When your entire body is screaming ‘remember that time we violated seventeen different workplace policies?’ but you have to sit here and pretend it never happened.
“Sounds good,” André says, oblivious. “I’ll make sure staff sign the updated no-record agreements.”
We move through the rest of the logistics as part of the plan to handle more parents and their kids. You know, the whole capacity planning and ingredient sourcing thing. It’s the kind of systematic approach that makes me feel capable instead of disorganized.
When the meeting wraps, everyone filters out. Matteo claps my shoulder on his way past. “This is good work, Jess. Really good.”
“Thanks,” I say, meaning it.
Then it’s just me and Marco. Alone in the conference room.
He’s gathering papers. Not looking at me. “You did well today.”
“I made a spreadsheet and said no to lobster. Bar’s pretty low.”
“The bar is exactly where it should be.” He finally looks up. Those dark eyes pin me in place. “You’re building something sustainable. That matters.”
I swallow hard. “Yeah. Well. I’ve seen what happens when you don’t. When you just chase growth for growth’s sake. It’s not pretty.”

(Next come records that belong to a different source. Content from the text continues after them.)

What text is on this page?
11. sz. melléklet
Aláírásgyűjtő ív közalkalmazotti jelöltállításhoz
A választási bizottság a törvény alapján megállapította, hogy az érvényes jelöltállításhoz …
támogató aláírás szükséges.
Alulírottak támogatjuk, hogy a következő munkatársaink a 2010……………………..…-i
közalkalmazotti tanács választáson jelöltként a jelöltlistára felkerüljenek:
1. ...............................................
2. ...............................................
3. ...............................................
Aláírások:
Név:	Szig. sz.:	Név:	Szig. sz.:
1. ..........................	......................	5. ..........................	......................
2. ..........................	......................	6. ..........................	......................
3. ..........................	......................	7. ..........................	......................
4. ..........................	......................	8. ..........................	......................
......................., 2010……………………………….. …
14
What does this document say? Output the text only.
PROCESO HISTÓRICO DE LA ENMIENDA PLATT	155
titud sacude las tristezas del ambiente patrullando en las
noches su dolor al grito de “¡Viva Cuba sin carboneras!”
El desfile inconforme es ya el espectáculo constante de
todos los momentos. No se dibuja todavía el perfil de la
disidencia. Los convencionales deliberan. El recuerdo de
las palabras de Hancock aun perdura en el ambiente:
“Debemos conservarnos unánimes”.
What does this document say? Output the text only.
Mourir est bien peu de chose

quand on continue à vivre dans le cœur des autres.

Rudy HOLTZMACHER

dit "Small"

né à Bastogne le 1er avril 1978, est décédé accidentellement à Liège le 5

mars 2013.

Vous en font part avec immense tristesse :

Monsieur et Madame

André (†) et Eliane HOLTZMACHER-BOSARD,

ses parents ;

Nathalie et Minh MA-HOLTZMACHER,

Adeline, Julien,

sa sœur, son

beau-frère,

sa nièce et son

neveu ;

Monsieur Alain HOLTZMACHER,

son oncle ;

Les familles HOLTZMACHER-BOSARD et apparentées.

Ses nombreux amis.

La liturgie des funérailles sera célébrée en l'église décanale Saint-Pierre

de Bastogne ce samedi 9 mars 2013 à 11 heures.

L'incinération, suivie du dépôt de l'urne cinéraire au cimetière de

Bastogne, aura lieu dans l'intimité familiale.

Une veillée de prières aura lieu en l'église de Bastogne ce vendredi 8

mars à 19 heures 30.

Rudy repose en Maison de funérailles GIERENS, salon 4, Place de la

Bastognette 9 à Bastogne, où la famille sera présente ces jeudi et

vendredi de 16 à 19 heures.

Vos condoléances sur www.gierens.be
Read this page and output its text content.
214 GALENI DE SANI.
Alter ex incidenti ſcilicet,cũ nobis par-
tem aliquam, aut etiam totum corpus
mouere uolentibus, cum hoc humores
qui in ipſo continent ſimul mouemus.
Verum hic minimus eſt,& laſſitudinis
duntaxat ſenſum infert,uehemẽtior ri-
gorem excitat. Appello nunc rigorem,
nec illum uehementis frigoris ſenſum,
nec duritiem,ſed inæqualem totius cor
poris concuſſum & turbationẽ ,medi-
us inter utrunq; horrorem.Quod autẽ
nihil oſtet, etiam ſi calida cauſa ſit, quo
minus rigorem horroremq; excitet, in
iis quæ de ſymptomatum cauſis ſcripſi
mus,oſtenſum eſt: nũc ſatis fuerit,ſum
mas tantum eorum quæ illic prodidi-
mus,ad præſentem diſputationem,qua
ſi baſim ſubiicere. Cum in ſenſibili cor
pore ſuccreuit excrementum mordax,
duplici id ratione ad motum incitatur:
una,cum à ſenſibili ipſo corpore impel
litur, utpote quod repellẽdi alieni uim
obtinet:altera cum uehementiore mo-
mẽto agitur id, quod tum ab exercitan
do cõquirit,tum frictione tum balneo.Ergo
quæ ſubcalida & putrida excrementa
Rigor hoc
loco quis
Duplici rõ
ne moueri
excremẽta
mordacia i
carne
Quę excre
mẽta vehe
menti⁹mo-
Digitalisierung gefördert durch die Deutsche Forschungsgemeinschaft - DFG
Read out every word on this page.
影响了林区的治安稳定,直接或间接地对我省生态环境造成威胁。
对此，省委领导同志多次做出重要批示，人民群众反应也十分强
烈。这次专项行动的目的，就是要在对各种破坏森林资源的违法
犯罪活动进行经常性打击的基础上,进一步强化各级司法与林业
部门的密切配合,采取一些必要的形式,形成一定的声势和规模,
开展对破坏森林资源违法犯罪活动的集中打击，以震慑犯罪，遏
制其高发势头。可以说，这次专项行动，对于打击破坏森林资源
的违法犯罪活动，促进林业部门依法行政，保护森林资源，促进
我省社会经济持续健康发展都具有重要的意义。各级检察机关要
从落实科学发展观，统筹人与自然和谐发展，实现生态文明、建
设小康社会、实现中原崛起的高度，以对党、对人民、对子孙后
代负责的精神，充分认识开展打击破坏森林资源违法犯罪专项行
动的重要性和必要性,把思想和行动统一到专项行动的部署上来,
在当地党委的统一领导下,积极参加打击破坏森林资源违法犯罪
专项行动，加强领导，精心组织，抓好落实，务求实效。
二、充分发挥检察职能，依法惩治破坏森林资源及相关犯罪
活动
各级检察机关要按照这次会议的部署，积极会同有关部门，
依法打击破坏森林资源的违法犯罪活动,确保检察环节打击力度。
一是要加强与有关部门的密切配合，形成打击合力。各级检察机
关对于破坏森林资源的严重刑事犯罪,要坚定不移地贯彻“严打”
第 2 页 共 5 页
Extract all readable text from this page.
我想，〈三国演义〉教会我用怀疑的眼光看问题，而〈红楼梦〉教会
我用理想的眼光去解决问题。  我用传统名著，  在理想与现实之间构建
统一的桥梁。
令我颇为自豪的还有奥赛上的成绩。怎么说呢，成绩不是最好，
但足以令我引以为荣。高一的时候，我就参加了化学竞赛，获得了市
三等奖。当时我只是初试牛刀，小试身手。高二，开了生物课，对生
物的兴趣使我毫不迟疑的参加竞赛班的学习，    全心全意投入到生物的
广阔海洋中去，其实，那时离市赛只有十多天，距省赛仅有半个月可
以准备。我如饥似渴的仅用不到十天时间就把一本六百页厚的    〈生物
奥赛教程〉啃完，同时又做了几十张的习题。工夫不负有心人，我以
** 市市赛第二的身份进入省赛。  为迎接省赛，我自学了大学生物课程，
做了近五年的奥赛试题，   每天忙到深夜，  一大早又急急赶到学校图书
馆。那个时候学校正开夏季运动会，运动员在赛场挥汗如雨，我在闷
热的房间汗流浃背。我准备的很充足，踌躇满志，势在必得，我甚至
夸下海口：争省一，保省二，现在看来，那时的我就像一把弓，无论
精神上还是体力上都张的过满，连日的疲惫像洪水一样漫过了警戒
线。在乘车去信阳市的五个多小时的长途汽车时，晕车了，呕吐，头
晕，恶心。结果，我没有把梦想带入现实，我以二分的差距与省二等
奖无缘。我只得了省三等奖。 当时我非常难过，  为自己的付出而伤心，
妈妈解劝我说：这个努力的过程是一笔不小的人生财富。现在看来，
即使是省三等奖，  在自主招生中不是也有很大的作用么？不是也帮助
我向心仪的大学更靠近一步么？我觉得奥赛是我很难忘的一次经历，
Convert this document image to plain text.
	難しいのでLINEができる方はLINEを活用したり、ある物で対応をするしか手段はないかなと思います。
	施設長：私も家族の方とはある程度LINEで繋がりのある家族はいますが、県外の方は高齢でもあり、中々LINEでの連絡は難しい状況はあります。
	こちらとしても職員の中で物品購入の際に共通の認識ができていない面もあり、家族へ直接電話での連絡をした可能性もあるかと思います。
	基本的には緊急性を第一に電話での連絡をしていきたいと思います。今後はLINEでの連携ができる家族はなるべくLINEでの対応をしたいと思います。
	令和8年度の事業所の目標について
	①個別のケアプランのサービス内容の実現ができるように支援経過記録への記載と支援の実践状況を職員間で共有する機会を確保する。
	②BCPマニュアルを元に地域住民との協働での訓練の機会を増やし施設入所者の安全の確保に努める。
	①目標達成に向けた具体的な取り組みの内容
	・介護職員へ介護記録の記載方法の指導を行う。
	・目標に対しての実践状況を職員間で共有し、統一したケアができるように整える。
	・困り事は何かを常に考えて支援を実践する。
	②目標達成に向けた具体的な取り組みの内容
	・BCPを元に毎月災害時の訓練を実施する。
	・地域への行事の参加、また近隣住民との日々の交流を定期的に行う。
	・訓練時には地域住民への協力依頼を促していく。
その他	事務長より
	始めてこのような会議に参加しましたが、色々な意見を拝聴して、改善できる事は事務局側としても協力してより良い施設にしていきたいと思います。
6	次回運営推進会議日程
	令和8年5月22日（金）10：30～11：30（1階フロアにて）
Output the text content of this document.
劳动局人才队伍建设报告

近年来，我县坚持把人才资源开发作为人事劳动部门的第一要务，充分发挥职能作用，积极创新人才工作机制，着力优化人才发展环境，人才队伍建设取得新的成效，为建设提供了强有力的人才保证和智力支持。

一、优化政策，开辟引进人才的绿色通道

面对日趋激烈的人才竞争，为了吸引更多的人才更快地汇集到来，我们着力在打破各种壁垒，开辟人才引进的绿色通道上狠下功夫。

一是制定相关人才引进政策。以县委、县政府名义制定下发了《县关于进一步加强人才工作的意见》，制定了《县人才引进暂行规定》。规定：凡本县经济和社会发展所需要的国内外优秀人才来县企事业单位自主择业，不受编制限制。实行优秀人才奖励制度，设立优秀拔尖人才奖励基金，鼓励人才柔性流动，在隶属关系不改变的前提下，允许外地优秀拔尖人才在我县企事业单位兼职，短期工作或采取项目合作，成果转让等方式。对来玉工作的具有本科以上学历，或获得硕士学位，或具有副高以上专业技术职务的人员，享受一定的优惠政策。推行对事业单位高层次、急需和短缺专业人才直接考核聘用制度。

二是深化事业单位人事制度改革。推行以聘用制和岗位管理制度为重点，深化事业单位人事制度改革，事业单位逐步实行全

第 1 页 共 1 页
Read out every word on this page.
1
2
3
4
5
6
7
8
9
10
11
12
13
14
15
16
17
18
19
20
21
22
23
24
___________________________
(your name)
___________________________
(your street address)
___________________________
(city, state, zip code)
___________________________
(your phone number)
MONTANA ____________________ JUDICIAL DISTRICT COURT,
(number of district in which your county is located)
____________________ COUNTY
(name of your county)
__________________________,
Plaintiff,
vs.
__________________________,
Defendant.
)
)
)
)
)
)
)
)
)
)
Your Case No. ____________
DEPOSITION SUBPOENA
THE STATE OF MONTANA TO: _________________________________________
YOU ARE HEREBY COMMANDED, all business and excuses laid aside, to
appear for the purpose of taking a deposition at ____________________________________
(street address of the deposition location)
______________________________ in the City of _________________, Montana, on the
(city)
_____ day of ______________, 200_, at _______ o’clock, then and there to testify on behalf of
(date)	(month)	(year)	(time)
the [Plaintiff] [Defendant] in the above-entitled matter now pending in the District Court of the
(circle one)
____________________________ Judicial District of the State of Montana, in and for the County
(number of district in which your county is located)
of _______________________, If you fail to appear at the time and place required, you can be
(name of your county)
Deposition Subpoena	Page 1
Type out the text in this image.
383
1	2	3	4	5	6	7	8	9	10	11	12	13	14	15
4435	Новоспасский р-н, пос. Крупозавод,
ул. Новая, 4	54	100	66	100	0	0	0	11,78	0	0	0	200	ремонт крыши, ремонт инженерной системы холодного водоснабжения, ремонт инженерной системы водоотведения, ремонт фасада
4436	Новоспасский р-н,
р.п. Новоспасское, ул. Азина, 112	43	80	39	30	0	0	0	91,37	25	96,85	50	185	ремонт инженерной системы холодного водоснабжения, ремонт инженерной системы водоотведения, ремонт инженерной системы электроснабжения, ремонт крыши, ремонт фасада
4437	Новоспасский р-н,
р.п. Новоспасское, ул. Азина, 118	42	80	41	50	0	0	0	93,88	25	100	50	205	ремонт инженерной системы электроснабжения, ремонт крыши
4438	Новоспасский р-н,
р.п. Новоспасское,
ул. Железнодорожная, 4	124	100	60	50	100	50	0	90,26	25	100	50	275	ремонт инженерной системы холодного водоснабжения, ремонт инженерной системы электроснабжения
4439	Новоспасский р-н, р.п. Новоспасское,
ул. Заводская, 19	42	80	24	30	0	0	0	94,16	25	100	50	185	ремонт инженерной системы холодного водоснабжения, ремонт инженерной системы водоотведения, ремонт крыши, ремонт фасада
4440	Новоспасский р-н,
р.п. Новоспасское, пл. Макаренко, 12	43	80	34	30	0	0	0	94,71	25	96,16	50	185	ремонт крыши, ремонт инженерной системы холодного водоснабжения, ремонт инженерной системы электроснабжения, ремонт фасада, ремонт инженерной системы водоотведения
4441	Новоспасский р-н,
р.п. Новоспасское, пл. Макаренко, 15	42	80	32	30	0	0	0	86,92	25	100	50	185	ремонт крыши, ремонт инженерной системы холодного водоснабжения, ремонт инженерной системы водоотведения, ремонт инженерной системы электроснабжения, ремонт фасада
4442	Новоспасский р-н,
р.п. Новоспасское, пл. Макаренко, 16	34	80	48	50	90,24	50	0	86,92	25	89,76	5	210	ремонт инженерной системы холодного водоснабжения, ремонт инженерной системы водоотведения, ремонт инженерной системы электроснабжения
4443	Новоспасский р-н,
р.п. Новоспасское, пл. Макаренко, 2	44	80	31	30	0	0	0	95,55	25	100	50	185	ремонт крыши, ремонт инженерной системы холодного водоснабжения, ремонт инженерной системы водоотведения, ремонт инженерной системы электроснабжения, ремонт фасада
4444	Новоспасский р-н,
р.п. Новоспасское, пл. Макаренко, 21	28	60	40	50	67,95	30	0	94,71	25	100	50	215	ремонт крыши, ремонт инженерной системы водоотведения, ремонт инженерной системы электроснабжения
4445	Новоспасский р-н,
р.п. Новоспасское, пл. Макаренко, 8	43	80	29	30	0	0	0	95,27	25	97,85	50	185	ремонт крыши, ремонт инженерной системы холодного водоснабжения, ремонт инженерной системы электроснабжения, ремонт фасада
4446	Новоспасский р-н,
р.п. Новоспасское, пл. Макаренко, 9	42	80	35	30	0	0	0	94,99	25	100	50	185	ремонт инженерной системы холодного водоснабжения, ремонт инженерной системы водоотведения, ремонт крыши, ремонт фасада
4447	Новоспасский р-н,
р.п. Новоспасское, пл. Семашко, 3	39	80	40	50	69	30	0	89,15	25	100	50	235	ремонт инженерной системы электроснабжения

“You’re not that person anymore.”
The words land like a gift. Like he sees past the failure... past the algorithm that chewed me up and spit me out.
“I’m trying not to be,” I admit quietly.
He takes a step closer. Not too close. Just enough that I can smell him.
Mmm... God.
“For what it’s worth,” he says softly, “I think you’re doing more than trying. I think you’re succeeding.”
My throat goes tight. “Thanks.”
We stand there for a beat. The air between us thick with everything we’re not saying.
Then Marco steps back. Professional distance restored. “I should get back. Valentina has me blocked for calls.”
“Right. Yeah. Go.”
He leaves. I watch him go and try not to think about how broad his shoulders look in that stupid Henley.
I fail spectacularly.
When I finally pack up my laptop, I catch my reflection in the darkened screen. Flushed. Wide-eyed. Looking like someone who just got emotionally validated by her boss and is trying very hard not to read into it.
When you realize you’re not just building a business. You’re building a life that actually matters. And maybe falling for someone who sees you for who you are and not just what you can produce.
I shake it off. Grab my bag. Head toward the exit.
But the feeling stays. That weird mix of pride and terror and something that might be hope.
I’m doing this. Actually doing it. Building something real without needing proof it happened. Without chasing validation from strangers.
Just showing up. Doing the work. Letting it matter.
And somehow, against all odds, it’s working.